CVE-2024-23307: 
Linux Kernel vulnerability analysis and mitigation

Integer Overflow or Wraparound vulnerability (CVE-2024-23307) was discovered in the Linux kernel's software RAID driver, affecting x86 and ARM architectures specifically in the md, raid, and raid5 modules. The vulnerability was discovered by Gui-Dong Han and was first reported on January 15, 2024. The issue affects Linux kernel versions from 4.1 up to versions before 6.1.84, 6.6.24, 6.7.12, and 6.8.3 (NVD).
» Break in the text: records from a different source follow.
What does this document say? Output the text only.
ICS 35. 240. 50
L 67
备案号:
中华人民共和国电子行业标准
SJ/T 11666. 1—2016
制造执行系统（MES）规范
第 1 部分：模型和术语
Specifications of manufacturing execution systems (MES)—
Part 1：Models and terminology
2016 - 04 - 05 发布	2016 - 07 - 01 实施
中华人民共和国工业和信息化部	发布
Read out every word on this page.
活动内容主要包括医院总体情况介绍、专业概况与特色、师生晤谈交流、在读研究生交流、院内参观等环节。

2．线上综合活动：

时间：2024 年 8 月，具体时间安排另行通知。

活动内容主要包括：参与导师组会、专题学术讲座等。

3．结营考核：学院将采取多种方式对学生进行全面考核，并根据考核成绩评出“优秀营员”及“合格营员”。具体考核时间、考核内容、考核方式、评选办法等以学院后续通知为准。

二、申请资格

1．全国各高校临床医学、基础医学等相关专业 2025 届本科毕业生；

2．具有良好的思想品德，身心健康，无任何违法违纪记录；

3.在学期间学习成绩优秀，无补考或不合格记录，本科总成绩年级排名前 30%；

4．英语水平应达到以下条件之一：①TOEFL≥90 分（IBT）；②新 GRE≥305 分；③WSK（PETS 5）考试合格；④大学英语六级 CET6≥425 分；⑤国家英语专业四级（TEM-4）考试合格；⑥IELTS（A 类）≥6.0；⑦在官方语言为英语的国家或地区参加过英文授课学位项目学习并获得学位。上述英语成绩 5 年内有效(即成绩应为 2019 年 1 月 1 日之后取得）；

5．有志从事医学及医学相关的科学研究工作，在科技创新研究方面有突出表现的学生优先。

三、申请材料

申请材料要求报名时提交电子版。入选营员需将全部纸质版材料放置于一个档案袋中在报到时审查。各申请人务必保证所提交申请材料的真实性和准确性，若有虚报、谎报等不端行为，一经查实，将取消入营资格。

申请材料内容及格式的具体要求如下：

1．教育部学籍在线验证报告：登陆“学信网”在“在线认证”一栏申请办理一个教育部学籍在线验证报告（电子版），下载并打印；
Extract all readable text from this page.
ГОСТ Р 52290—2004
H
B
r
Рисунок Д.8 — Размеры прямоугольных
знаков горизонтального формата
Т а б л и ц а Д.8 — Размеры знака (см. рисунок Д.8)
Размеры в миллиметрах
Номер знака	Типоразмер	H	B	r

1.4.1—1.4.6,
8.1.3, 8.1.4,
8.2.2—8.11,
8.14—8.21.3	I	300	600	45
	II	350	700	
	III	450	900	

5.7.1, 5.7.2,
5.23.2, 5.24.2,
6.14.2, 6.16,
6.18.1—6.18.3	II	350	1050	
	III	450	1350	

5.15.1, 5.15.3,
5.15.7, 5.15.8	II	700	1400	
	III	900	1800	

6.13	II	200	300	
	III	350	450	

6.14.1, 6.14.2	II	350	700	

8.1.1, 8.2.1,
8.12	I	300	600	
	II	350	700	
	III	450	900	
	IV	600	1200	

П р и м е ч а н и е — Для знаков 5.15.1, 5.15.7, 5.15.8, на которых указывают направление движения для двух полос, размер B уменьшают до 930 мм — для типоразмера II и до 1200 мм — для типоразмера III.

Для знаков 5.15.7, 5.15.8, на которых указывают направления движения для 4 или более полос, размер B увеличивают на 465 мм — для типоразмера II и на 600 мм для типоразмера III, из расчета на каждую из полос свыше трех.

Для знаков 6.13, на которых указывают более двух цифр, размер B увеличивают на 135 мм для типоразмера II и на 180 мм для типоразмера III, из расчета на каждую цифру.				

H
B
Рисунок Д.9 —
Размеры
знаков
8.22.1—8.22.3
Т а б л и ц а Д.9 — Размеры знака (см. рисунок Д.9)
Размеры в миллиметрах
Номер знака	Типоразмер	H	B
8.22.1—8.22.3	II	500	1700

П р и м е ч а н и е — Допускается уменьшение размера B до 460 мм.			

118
The vulnerability stems from a race condition in the raid5_cache_count() function where concurrent execution with raid5_set_cache_size() can lead to inconsistent reads of conf->max_nr_stripes and conf->min_nr_stripes values. The current check 'if (conf->max_nr_stripes < conf->min_nr_stripes)' is ineffective as values could change immediately after being checked, potentially causing an integer overflow. The vulnerability has been assigned a CVSS v3.1 base score of 7.8 (HIGH) by NIST, with vector: CVSS:3.1/AV:L/AC:L/PR:L/UI:N/S:U/C:H/I:H/A:H (NVD, OpenAnolis Bug).

The vulnerability requires write access to the sysfs raid5 stripe cache size options to exploit. If successfully exploited, a privileged attacker could potentially cause a denial of service condition through a system crash (Ubuntu).

A fix has been developed that introduces local variables 'min_stripes' and 'max_stripes' in raid5_cache_count() to ensure the values remain stable throughout the check. The patch has been submitted upstream and is being integrated into various Linux distributions. Multiple distributions have released fixed versions, including Ubuntu 22.04 LTS (5.15.0-116.126), Ubuntu 20.04 LTS (5.4.0-189.209), and Ubuntu 18.04 LTS (4.15.0-226.238) (OpenAnolis Bug, Ubuntu).